3. I'm not sure I follow how this differs from solution #1 above (unless #1 was all about preloaded tables in a script  in which case the possible combinations or HUGE  and this is about expansions in an expression). But it sounds promising  would you be willing to spell it out a bit more for a novice?
4. I don't think I understand this option. My goal is to have the user select what values of x he wants to have a line calculated. Again, aggregating all possible combinations ahead of time seems impossible; I think the aggregation needs to be done on the fly, based on the selection of x values made by the user.
Again, thank you so much for continuing to entertain my newbie questions!

Dariusz Mielczarek May 13, 2014 8:00 AM (in response to trial teqqa)Hello
all 4 are "on the fly" calculation ideas.
From the end:
4.
I can imagne, that for points:
x,y,n (for example 100 points together, but each with some n, so after rollout for example 500 pints x,y, because mean n=5) i can find 100 pints x,y1, where
linest_m(x,y) = linest_m(x,y1).
For example:
x,y,n
1,1,2
1,2,2
2,3,1
i in fact have 5 points:
x,y
1,1
1,1
1,2
1,2
2,3
and i can imagine that i can calculate 2 points:
for example:
1,
x,y1
1,y11
2,y12
where linest_m(x,y) = linest_m(x,y1).
But looking for regresiion equations  it may be difficult So, lets leave this idea ....
3.
Having my example points:
x,y,n
1,1,2
1,2,2
2,3,1
i can on the fly transform it into 5 points (using aggr function)

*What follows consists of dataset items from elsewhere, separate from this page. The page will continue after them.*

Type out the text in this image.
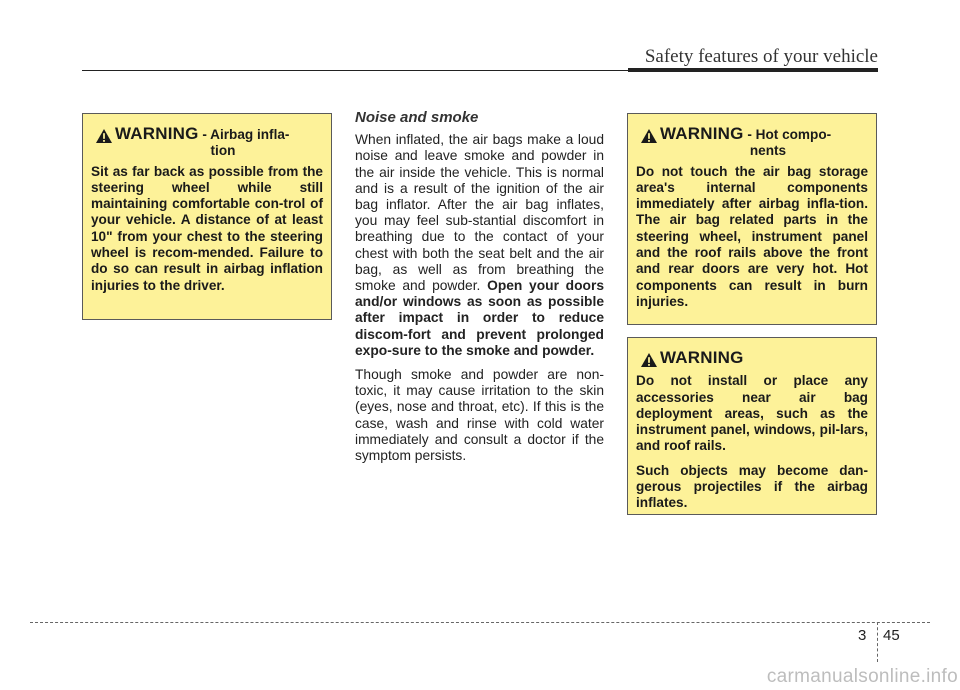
Safety features of your vehicle
WARNING - Airbag infla-
tion

Sit as far back as possible from the steering wheel while still maintaining comfortable con-trol of your vehicle. A distance of at least 10" from your chest to the steering wheel is recom-mended. Failure to do so can result in airbag inflation injuries to the driver.

Noise and smoke

When inflated, the air bags make a loud noise and leave smoke and powder in the air inside the vehicle. This is normal and is a result of the ignition of the air bag inflator. After the air bag inflates, you may feel sub-stantial discomfort in breathing due to the contact of your chest with both the seat belt and the air bag, as well as from breathing the smoke and powder. Open your doors and/or windows as soon as possible after impact in order to reduce discom-fort and prevent prolonged expo-sure to the smoke and powder.

Though smoke and powder are non-toxic, it may cause irritation to the skin (eyes, nose and throat, etc). If this is the case, wash and rinse with cold water immediately and consult a doctor if the symptom persists.

WARNING - Hot compo-
nents

Do not touch the air bag storage area's internal components immediately after airbag infla-tion. The air bag related parts in the steering wheel, instrument panel and the roof rails above the front and rear doors are very hot. Hot components can result in burn injuries.

WARNING

Do not install or place any accessories near air bag deployment areas, such as the instrument panel, windows, pil-lars, and roof rails.

Such objects may become dan-gerous projectiles if the airbag inflates.

3 45
carmanualsonline.info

and then calculate linest_m with standard qlikview function from those 5 points.
But this idea is stupid, because we need more resources and time for each calculation than in ideas 1 and 2.So, lets leave this idea ....
2.
I think it is of course possible to write own expressions.
Check this one:
sum(n*(x$(=sum(x*n)/sum(n)))*(y$(=sum(y*n)/sum(n))))
/
sum( n*pow(x$(=sum(x*n)/sum(n)),2))
maybe i'am wrong, but it should calculate
I'am not sure, but it gives results another than linest_m(x,y1) ....

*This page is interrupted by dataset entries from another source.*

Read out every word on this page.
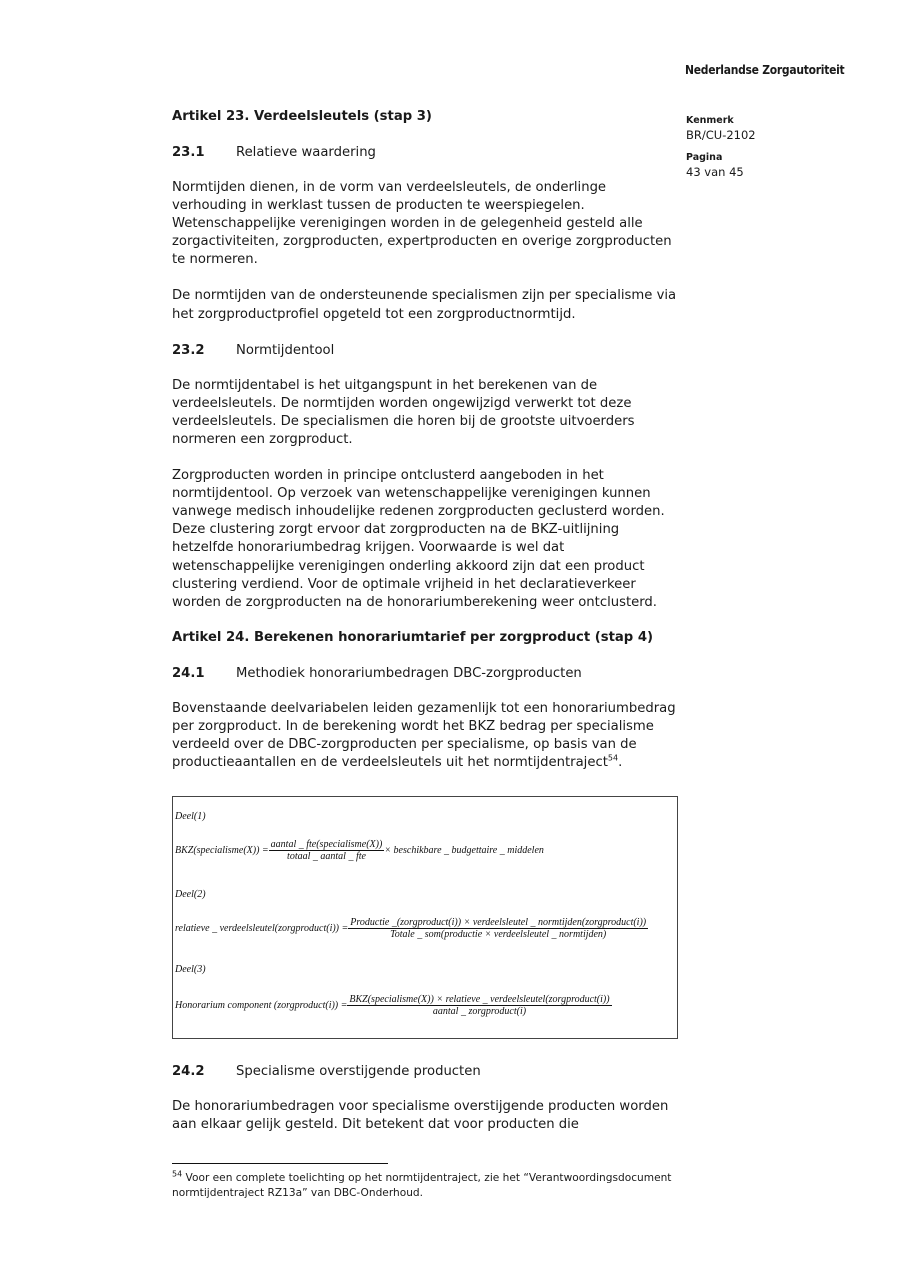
Nederlandse Zorgautoriteit
Kenmerk
BR/CU-2102
Pagina
43 van 45
Artikel 23. Verdeelsleutels (stap 3)
23.1	Relatieve waardering

Normtijden dienen, in de vorm van verdeelsleutels, de onderlinge verhouding in werklast tussen de producten te weerspiegelen. Wetenschappelijke verenigingen worden in de gelegenheid gesteld alle zorgactiviteiten, zorgproducten, expertproducten en overige zorgproducten te normeren.

De normtijden van de ondersteunende specialismen zijn per specialisme via het zorgproductprofiel opgeteld tot een zorgproductnormtijd.

23.2	Normtijdentool

De normtijdentabel is het uitgangspunt in het berekenen van de verdeelsleutels. De normtijden worden ongewijzigd verwerkt tot deze verdeelsleutels. De specialismen die horen bij de grootste uitvoerders normeren een zorgproduct.

Zorgproducten worden in principe ontclusterd aangeboden in het normtijdentool. Op verzoek van wetenschappelijke verenigingen kunnen vanwege medisch inhoudelijke redenen zorgproducten geclusterd worden. Deze clustering zorgt ervoor dat zorgproducten na de BKZ-uitlijning hetzelfde honorariumbedrag krijgen. Voorwaarde is wel dat wetenschappelijke verenigingen onderling akkoord zijn dat een product clustering verdiend. Voor de optimale vrijheid in het declaratieverkeer worden de zorgproducten na de honorariumberekening weer ontclusterd.

Artikel 24. Berekenen honorariumtarief per zorgproduct (stap 4)
24.1	Methodiek honorariumbedragen DBC-zorgproducten

Bovenstaande deelvariabelen leiden gezamenlijk tot een honorariumbedrag per zorgproduct. In de berekening wordt het BKZ bedrag per specialisme verdeeld over de DBC-zorgproducten per specialisme, op basis van de productieaantallen en de verdeelsleutels uit het normtijdentraject$^{54}$.

Deel(1)
BKZ(specialisme(X)) = $\frac{\text{aantal \_ fte(specialisme(X))}}{\text{totaal \_ aantal \_ fte}}$ × beschikbare _ budgettaire _ middelen
Deel(2)
relatieve _ verdeelsleutel(zorgproduct(i)) =
Productie _(zorgproduct(i)) × verdeelsleutel _ normtijden(zorgproduct(i))
Totale _ som(productie × verdeelsleutel _ normtijden)
Deel(3)
Honorarium component (zorgproduct(i)) =
BKZ(specialisme(X)) × relatieve _ verdeelsleutel(zorgproduct(i))
aantal _ zorgproduct(i)
24.2	Specialisme overstijgende producten

De honorariumbedragen voor specialisme overstijgende producten worden aan elkaar gelijk gesteld. Dit betekent dat voor producten die

$^{54}$ Voor een complete toelichting op het normtijdentraject, zie het “Verantwoordingsdocument normtijdentraject RZ13a” van DBC-Onderhoud.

This all formula you still can execute inside $(=), so expression:
$(=sum(n*(x$(=sum(x*n)/sum(n)))*(y$(=sum(y*n)/sum(n))))
/
sum( n*pow(x$(=sum(x*n)/sum(n)),2)))
should work and should be calculated once for entire dataset (regarding selections).
1.
This idea is easiest to implement.
In load script we have to do only something like this:
tab:
load * inline
[x,y,n
1,0,2
2,3,5
2,3,4
2,100,5];
tab1:
LOAD x,
y
Resident tab
while IterNo()<=n;
drop Table tab;
Assuming that in fact QlikView stores distinct values and binary index for each field it is worth to compare it with idea 2.
regards
Darek

trial teqqa May 15, 2014 2:30 PM (in response to Dariusz Mielczarek)Thanks so much!! Option # 2 (rolling my own equations) in fact worked; I implemented it on a trial set of data and confirmed the results with my statistical software. The trick is all in knowing how to use the $ and = appropriately in expressions; something I don't really fully understand yet, but managed to bumble my way through based on your prototype suggestions. I'll need to do a little background reading on those operators to better understand how to correctly utilize them.
Thanks again  with your extensive help I've managed to implement weighted regression in Qlikview.










Christopher Lee Jul 3, 2014 8:55 PM (in response to trial teqqa)i would like to ask izzit possible for us to put our own formula into Qlikview and then to get 1 curve on our scatter chart??